XRP Surges as $3 Billion in Liquidations Looms — Is a Short Squeeze on the Horizon?

XRP Surges as $3 Billion in Liquidations Looms — Is a Short Squeeze on the Horizon? – featured image

XRP experienced a notable upswing recently, climbing nearly 3% on Monday to hover around $1.339–$1.35. This increase was primarily influenced by broader market dynamics, particularly recent headlines surrounding U.S.-Iran ceasefire talks, which injected a dose of optimism across the crypto landscape. Meanwhile, Bitcoin stabilized close to $69,870, and Ether lingered around $2,144. Although XRP’s rally wasn’t as pronounced as its peers, it still marked a significant day of trading.

The latest move upwards originated from the $1.28–$1.29 demand zone, characterized by a surge in trading volume, suggesting strong buying interest at that level. This momentum allowed XRP to retake the $1.30–$1.32 range before it faced new resistance.

Analytical insights indicate that XRP is currently confronting a key short-term barrier between $1.34 and $1.355, an area that has historically posed a challenge for the asset. A breaking of this resistance could set the stage for an ascent toward $1.42, with eyes also on the significant supply zone between $1.47 and $1.50.

However, the downward pressure remains palpable. The nearest support levels lie between $1.31 and $1.32, and a slip below $1.28 would result in a return to deeper consolidation levels.

Open Interest and Market Dynamics

Recent reports highlight an uptick in open interest, which rose sharply from $892 million to $951 million, marking the highest figure seen in over two weeks. This shift occurred as price dipped below $1.31, accompanied by negative funding rates at -0.0010, indicating that short traders are currently compensating long traders—a sign of pronounced bearish sentiment in the derivatives arena.

Moreover, concerning liquidation clusters, approximately $3.055 billion hangs above the current price, with $318.57 million concentrated near $1.356. Should XRP venture into this territory, those holding short positions might face intense pressure, potentially fueling further upward movement.

An analysis by Santiment revealed that the average active wallet on the XRP Ledger has suffered a staggering 41% decline in investments over the past year, a grim statistic reflecting the lowest Mean Value to Realized Value (MVRV) reading since the FTX collapse of November 2022. This underscores how many traders are navigating through a challenging landscape of diminished returns.

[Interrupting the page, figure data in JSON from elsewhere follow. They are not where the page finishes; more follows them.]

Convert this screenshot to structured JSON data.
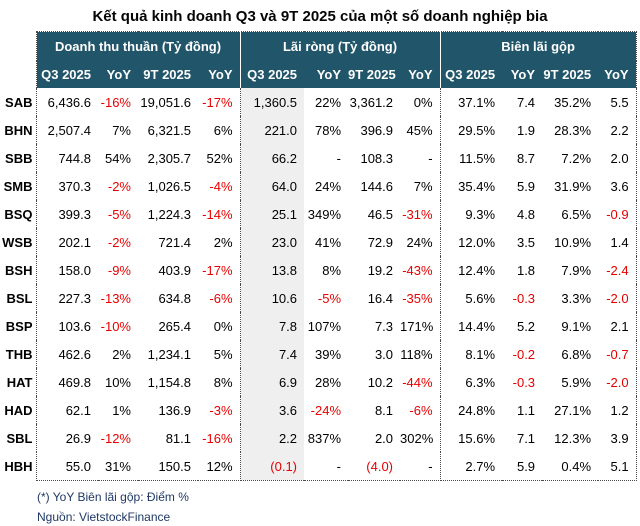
{
  "title": "Kết quả kinh doanh Q3 và 9T 2025 của một số doanh nghiệp bia",
  "footnote": "(*) YoY Biên lãi gộp: Điểm %",
  "source": "Nguồn: VietstockFinance",
  "colors": {
    "header_bg": "#215569",
    "header_text": "#ffffff",
    "negative_text": "#e80000",
    "shaded_column_bg": "#efefef",
    "footer_text": "#1f3864",
    "border_dotted": "#4a4a4a"
  },
  "chart_data": {
    "type": "table",
    "title": "Kết quả kinh doanh Q3 và 9T 2025 của một số doanh nghiệp bia",
    "column_groups": [
      {
        "label": "Doanh thu thuần (Tỷ đồng)"
      },
      {
        "label": "Lãi ròng (Tỷ đồng)"
      },
      {
        "label": "Biên lãi gộp"
      }
    ],
    "sub_columns": [
      "Q3 2025",
      "YoY",
      "9T 2025",
      "YoY"
    ],
    "rows": [
      {
        "ticker": "SAB",
        "cells": [
          "6,436.6",
          "-16%",
          "19,051.6",
          "-17%",
          "1,360.5",
          "22%",
          "3,361.2",
          "0%",
          "37.1%",
          "7.4",
          "35.2%",
          "5.5"
        ]
      },
      {
        "ticker": "BHN",
        "cells": [
          "2,507.4",
          "7%",
          "6,321.5",
          "6%",
          "221.0",
          "78%",
          "396.9",
          "45%",
          "29.5%",
          "1.9",
          "28.3%",
          "2.2"
        ]
      },
      {
        "ticker": "SBB",
        "cells": [
          "744.8",
          "54%",
          "2,305.7",
          "52%",
          "66.2",
          "-",
          "108.3",
          "-",
          "11.5%",
          "8.7",
          "7.2%",
          "2.0"
        ]
      },
      {
        "ticker": "SMB",
        "cells": [
          "370.3",
          "-2%",
          "1,026.5",
          "-4%",
          "64.0",
          "24%",
          "144.6",
          "7%",
          "35.4%",
          "5.9",
          "31.9%",
          "3.6"
        ]
      },
      {
        "ticker": "BSQ",
        "cells": [
          "399.3",
          "-5%",
          "1,224.3",
          "-14%",
          "25.1",
          "349%",
          "46.5",
          "-31%",
          "9.3%",
          "4.8",
          "6.5%",
          "-0.9"
        ]
      },
      {
        "ticker": "WSB",
        "cells": [
          "202.1",
          "-2%",
          "721.4",
          "2%",
          "23.0",
          "41%",
          "72.9",
          "24%",
          "12.0%",
          "3.5",
          "10.9%",
          "1.4"
        ]
      },
      {
        "ticker": "BSH",
        "cells": [
          "158.0",
          "-9%",
          "403.9",
          "-17%",
          "13.8",
          "8%",
          "19.2",
          "-43%",
          "12.4%",
          "1.8",
          "7.9%",
          "-2.4"
        ]
      },
      {
        "ticker": "BSL",
        "cells": [
          "227.3",
          "-13%",
          "634.8",
          "-6%",
          "10.6",
          "-5%",
          "16.4",
          "-35%",
          "5.6%",
          "-0.3",
          "3.3%",
          "-2.0"
        ]
      },
      {
        "ticker": "BSP",
        "cells": [
          "103.6",
          "-10%",
          "265.4",
          "0%",
          "7.8",
          "107%",
          "7.3",
          "171%",
          "14.4%",
          "5.2",
          "9.1%",
          "2.1"
        ]
      },
      {
        "ticker": "THB",
        "cells": [
          "462.6",
          "2%",
          "1,234.1",
          "5%",
          "7.4",
          "39%",
          "3.0",
          "118%",
          "8.1%",
          "-0.2",
          "6.8%",
          "-0.7"
        ]
      },
      {
        "ticker": "HAT",
        "cells": [
          "469.8",
          "10%",
          "1,154.8",
          "8%",
          "6.9",
          "28%",
          "10.2",
          "-44%",
          "6.3%",
          "-0.3",
          "5.9%",
          "-2.0"
        ]
      },
      {
        "ticker": "HAD",
        "cells": [
          "62.1",
          "1%",
          "136.9",
          "-3%",
          "3.6",
          "-24%",
          "8.1",
          "-6%",
          "24.8%",
          "1.1",
          "27.1%",
          "1.2"
        ]
      },
      {
        "ticker": "SBL",
        "cells": [
          "26.9",
          "-12%",
          "81.1",
          "-16%",
          "2.2",
          "837%",
          "2.0",
          "302%",
          "15.6%",
          "7.1",
          "12.3%",
          "3.9"
        ]
      },
      {
        "ticker": "HBH",
        "cells": [
          "55.0",
          "31%",
          "150.5",
          "12%",
          "(0.1)",
          "-",
          "(4.0)",
          "-",
          "2.7%",
          "5.9",
          "0.4%",
          "5.1"
        ]
      }
    ]
  }
}
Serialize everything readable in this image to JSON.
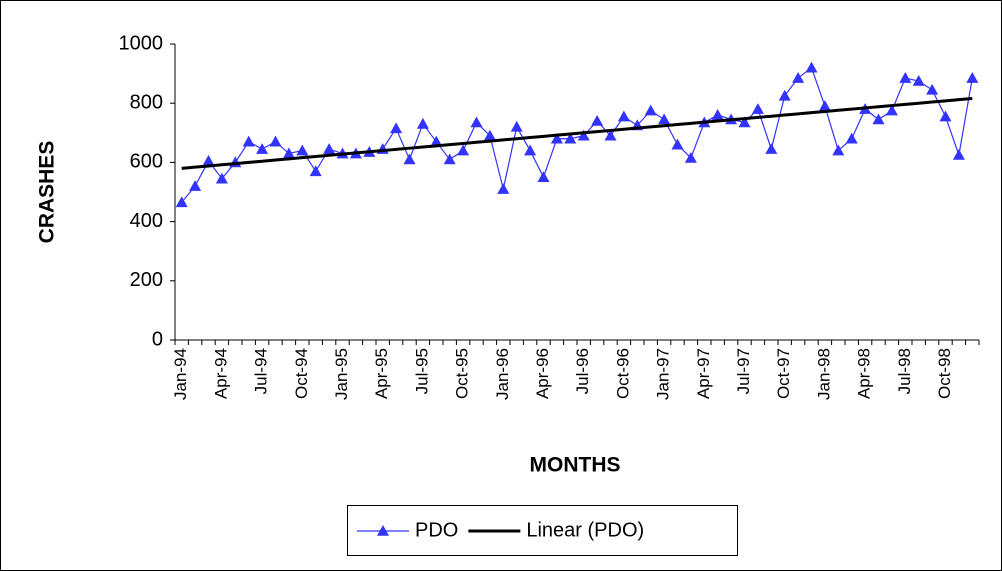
{
  "chart_data": {
    "type": "line",
    "x_label": "MONTHS",
    "y_label": "CRASHES",
    "categories": [
      "Jan-94",
      null,
      null,
      "Apr-94",
      null,
      null,
      "Jul-94",
      null,
      null,
      "Oct-94",
      null,
      null,
      "Jan-95",
      null,
      null,
      "Apr-95",
      null,
      null,
      "Jul-95",
      null,
      null,
      "Oct-95",
      null,
      null,
      "Jan-96",
      null,
      null,
      "Apr-96",
      null,
      null,
      "Jul-96",
      null,
      null,
      "Oct-96",
      null,
      null,
      "Jan-97",
      null,
      null,
      "Apr-97",
      null,
      null,
      "Jul-97",
      null,
      null,
      "Oct-97",
      null,
      null,
      "Jan-98",
      null,
      null,
      "Apr-98",
      null,
      null,
      "Jul-98",
      null,
      null,
      "Oct-98",
      null,
      null
    ],
    "series": [
      {
        "name": "PDO",
        "color": "#3333ff",
        "marker": "triangle",
        "values": [
          465,
          520,
          605,
          545,
          600,
          670,
          645,
          670,
          630,
          640,
          570,
          645,
          630,
          630,
          635,
          645,
          715,
          610,
          730,
          670,
          610,
          640,
          735,
          690,
          510,
          720,
          640,
          550,
          680,
          680,
          690,
          740,
          690,
          755,
          725,
          775,
          745,
          660,
          615,
          735,
          760,
          745,
          735,
          780,
          645,
          825,
          885,
          920,
          790,
          640,
          680,
          780,
          745,
          775,
          885,
          875,
          845,
          755,
          625,
          885
        ]
      },
      {
        "name": "Linear (PDO)",
        "color": "#000000",
        "marker": "none",
        "values": [
          580,
          584,
          588,
          592,
          596,
          600,
          604,
          608,
          612,
          616,
          620,
          624,
          628,
          632,
          636,
          640,
          644,
          648,
          652,
          656,
          660,
          664,
          668,
          672,
          676,
          680,
          684,
          688,
          692,
          696,
          700,
          704,
          708,
          712,
          716,
          720,
          724,
          728,
          732,
          736,
          740,
          744,
          748,
          752,
          756,
          760,
          764,
          768,
          772,
          776,
          780,
          784,
          788,
          792,
          796,
          800,
          804,
          808,
          812,
          816
        ]
      }
    ],
    "ylim": [
      0,
      1000
    ],
    "yticks": [
      0,
      200,
      400,
      600,
      800,
      1000
    ],
    "grid": false,
    "legend": "bottom"
  }
}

Despite the positive price movement, Monday’s upward trajectory was not directly linked to developments within Ripple. Notably, Iran rejected Pakistan’s ceasefire proposal shortly after it was floated, raising uncertainties and limiting the risk-on momentum across financial markets.

Looking Ahead

This week promises to be pivotal for the broader financial landscape, as the U.S. economic calendar is packed with significant events. The release of Fed minutes on Wednesday, followed by PCE inflation data on Thursday and CPI figures on Friday, will be closely monitored by investors. Recent shifts, such as Wells Fargo retracting its 2026 rate cut forecast, signal potential volatility ahead.

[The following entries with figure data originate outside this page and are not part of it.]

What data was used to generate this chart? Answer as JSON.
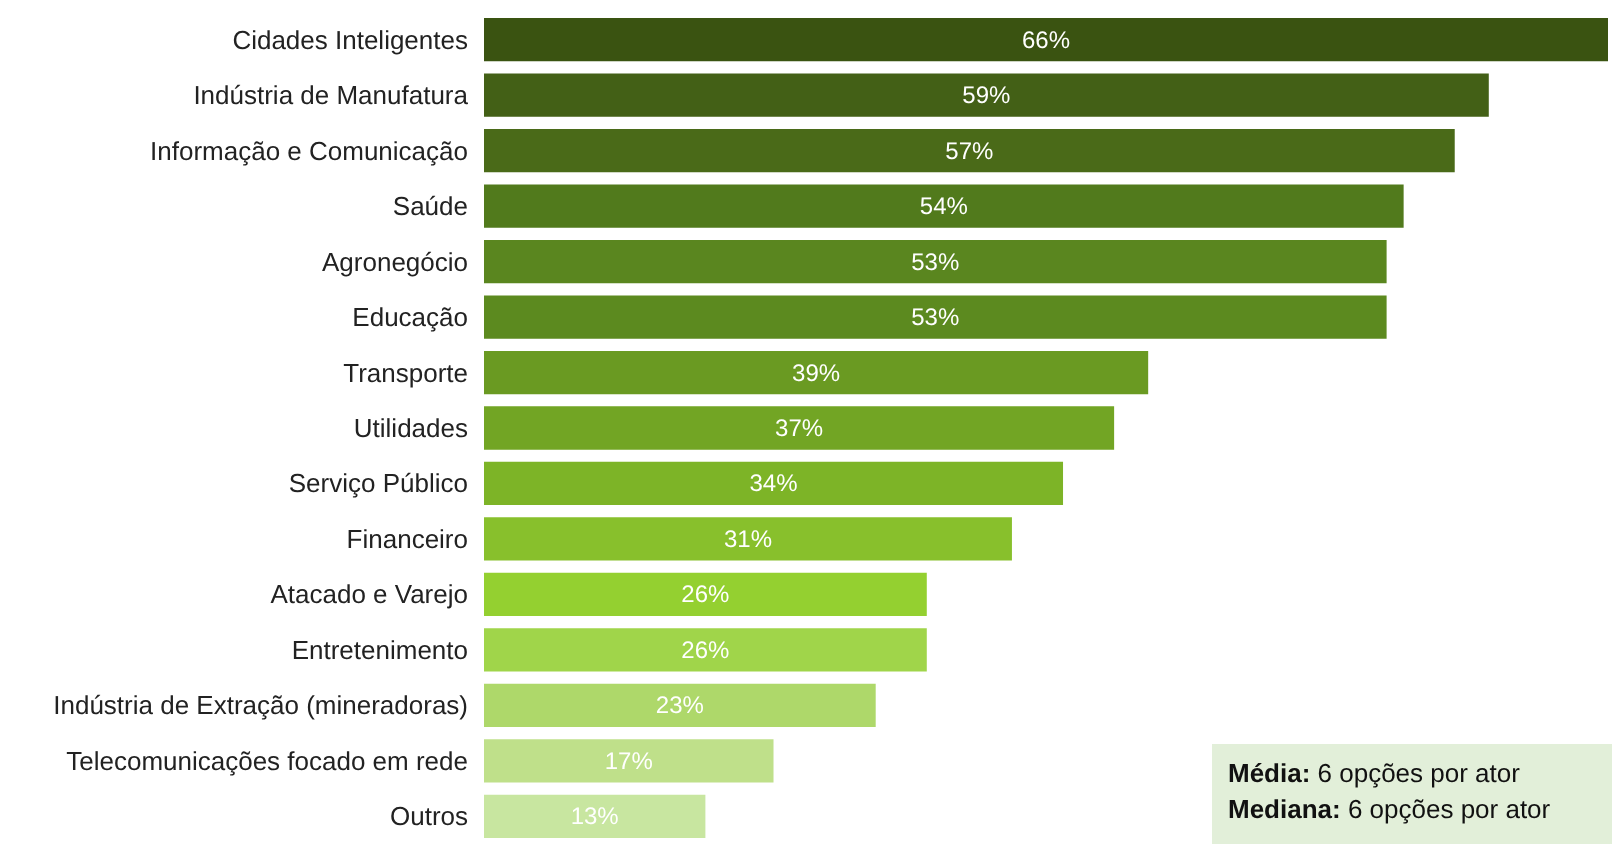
{
  "chart_data": {
    "type": "bar",
    "orientation": "horizontal",
    "categories": [
      "Cidades Inteligentes",
      "Indústria de Manufatura",
      "Informação e Comunicação",
      "Saúde",
      "Agronegócio",
      "Educação",
      "Transporte",
      "Utilidades",
      "Serviço Público",
      "Financeiro",
      "Atacado e Varejo",
      "Entretenimento",
      "Indústria de Extração (mineradoras)",
      "Telecomunicações focado em rede",
      "Outros"
    ],
    "values": [
      66,
      59,
      57,
      54,
      53,
      53,
      39,
      37,
      34,
      31,
      26,
      26,
      23,
      17,
      13
    ],
    "value_labels": [
      "66%",
      "59%",
      "57%",
      "54%",
      "53%",
      "53%",
      "39%",
      "37%",
      "34%",
      "31%",
      "26%",
      "26%",
      "23%",
      "17%",
      "13%"
    ],
    "colors": [
      "#3a5311",
      "#436016",
      "#4a6a18",
      "#517a1c",
      "#5a861f",
      "#5c8a1f",
      "#6a9a22",
      "#72a524",
      "#7db427",
      "#88c02c",
      "#94d030",
      "#a0d54a",
      "#aed86a",
      "#bfe08a",
      "#c8e6a0"
    ],
    "annotations": [
      "Média: 6 opções por ator",
      "Mediana: 6 opções por ator"
    ]
  }
}
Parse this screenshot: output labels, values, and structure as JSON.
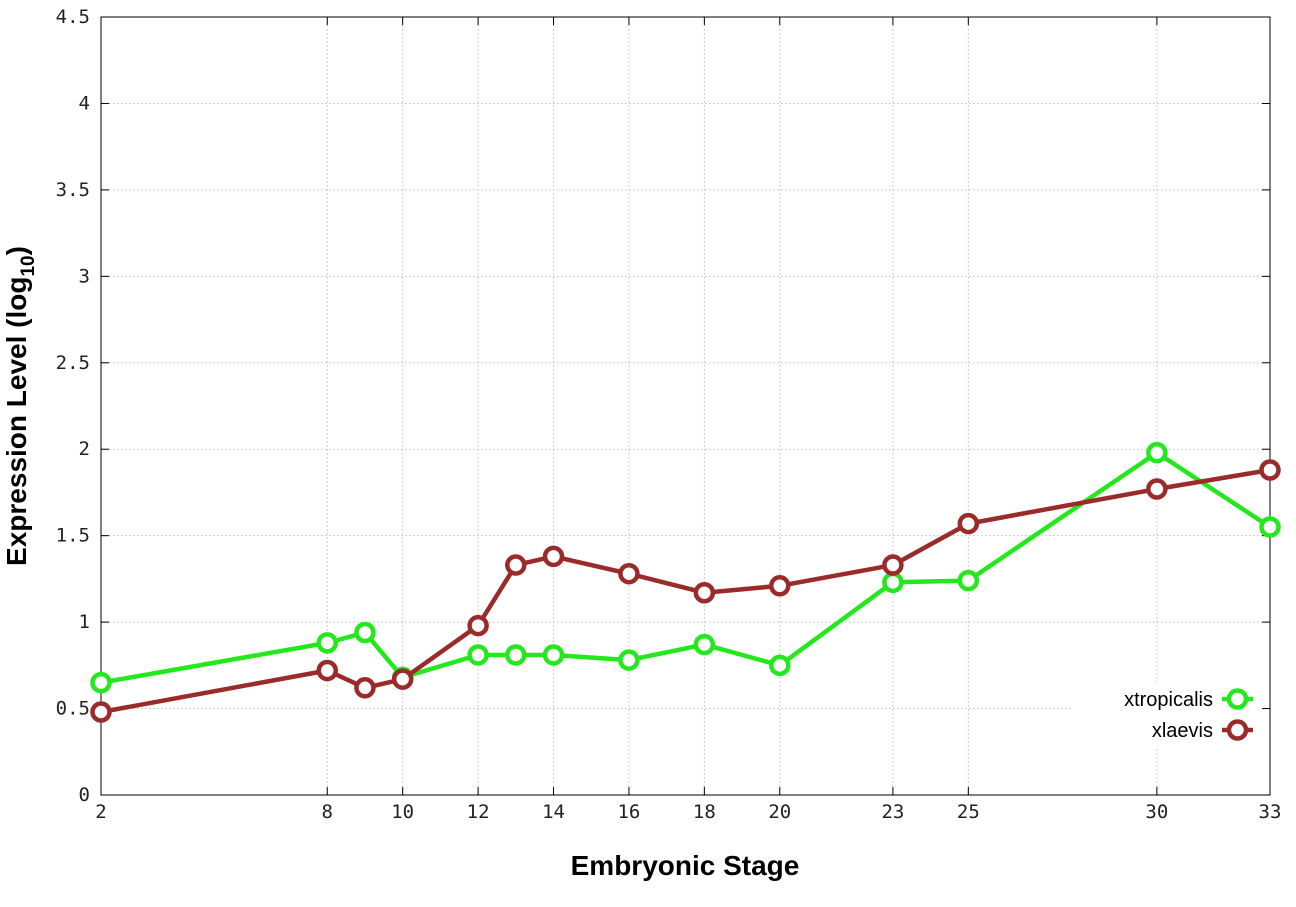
{
  "chart_data": {
    "type": "line",
    "xlabel": "Embryonic Stage",
    "ylabel_main": "Expression Level (log",
    "ylabel_sub": "10",
    "ylabel_close": ")",
    "xlim": [
      2,
      33
    ],
    "ylim": [
      0,
      4.5
    ],
    "x_ticks": [
      2,
      8,
      10,
      12,
      14,
      16,
      18,
      20,
      23,
      25,
      30,
      33
    ],
    "y_ticks": [
      {
        "value": 0,
        "label": "0"
      },
      {
        "value": 0.5,
        "label": "0.5"
      },
      {
        "value": 1,
        "label": "1"
      },
      {
        "value": 1.5,
        "label": "1.5"
      },
      {
        "value": 2,
        "label": "2"
      },
      {
        "value": 2.5,
        "label": "2.5"
      },
      {
        "value": 3,
        "label": "3"
      },
      {
        "value": 3.5,
        "label": "3.5"
      },
      {
        "value": 4,
        "label": "4"
      },
      {
        "value": 4.5,
        "label": "4.5"
      }
    ],
    "grid": true,
    "legend_position": "bottom-right",
    "series": [
      {
        "name": "xtropicalis",
        "color": "#22e81c",
        "x": [
          2,
          8,
          9,
          10,
          12,
          13,
          14,
          16,
          18,
          20,
          23,
          25,
          30,
          33
        ],
        "y": [
          0.65,
          0.88,
          0.94,
          0.68,
          0.81,
          0.81,
          0.81,
          0.78,
          0.87,
          0.75,
          1.23,
          1.24,
          1.98,
          1.55
        ]
      },
      {
        "name": "xlaevis",
        "color": "#9b2a2a",
        "x": [
          2,
          8,
          9,
          10,
          12,
          13,
          14,
          16,
          18,
          20,
          23,
          25,
          30,
          33
        ],
        "y": [
          0.48,
          0.72,
          0.62,
          0.67,
          0.98,
          1.33,
          1.38,
          1.28,
          1.17,
          1.21,
          1.33,
          1.57,
          1.77,
          1.88
        ]
      }
    ]
  }
}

On April 1, Ripple did unveil treasury software that includes XRP balance tracking, and CME has introduced XRP futures options on its CFTC-regulated platform. However, as witnessed on Monday, macroeconomic developments remain the predominant influence on price behavior.

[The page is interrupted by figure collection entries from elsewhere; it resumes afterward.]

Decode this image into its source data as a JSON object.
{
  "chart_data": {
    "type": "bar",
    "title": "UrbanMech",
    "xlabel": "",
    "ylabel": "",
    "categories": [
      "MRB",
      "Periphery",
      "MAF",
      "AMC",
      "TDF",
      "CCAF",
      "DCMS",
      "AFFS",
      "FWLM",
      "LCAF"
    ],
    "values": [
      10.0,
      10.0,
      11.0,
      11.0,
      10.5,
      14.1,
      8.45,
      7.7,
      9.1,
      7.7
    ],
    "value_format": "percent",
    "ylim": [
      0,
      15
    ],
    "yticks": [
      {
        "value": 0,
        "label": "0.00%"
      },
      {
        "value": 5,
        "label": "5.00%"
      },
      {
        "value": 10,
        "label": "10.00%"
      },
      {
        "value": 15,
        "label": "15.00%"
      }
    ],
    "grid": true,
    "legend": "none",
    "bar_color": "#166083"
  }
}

XRP continues to operate within a falling channel established since its July 2025 peak of approximately $3.60, with attempts to break out at various levels, including $3.18, $3.10, $2.41, and $1.60—all failures thus far.

The market’s current positioning suggests a watchful eye on this volatility, as traders weigh the potential for either a short squeeze or further consolidation, all while navigating the ongoing complexities of both the crypto ecosystem and the traditional economic landscape.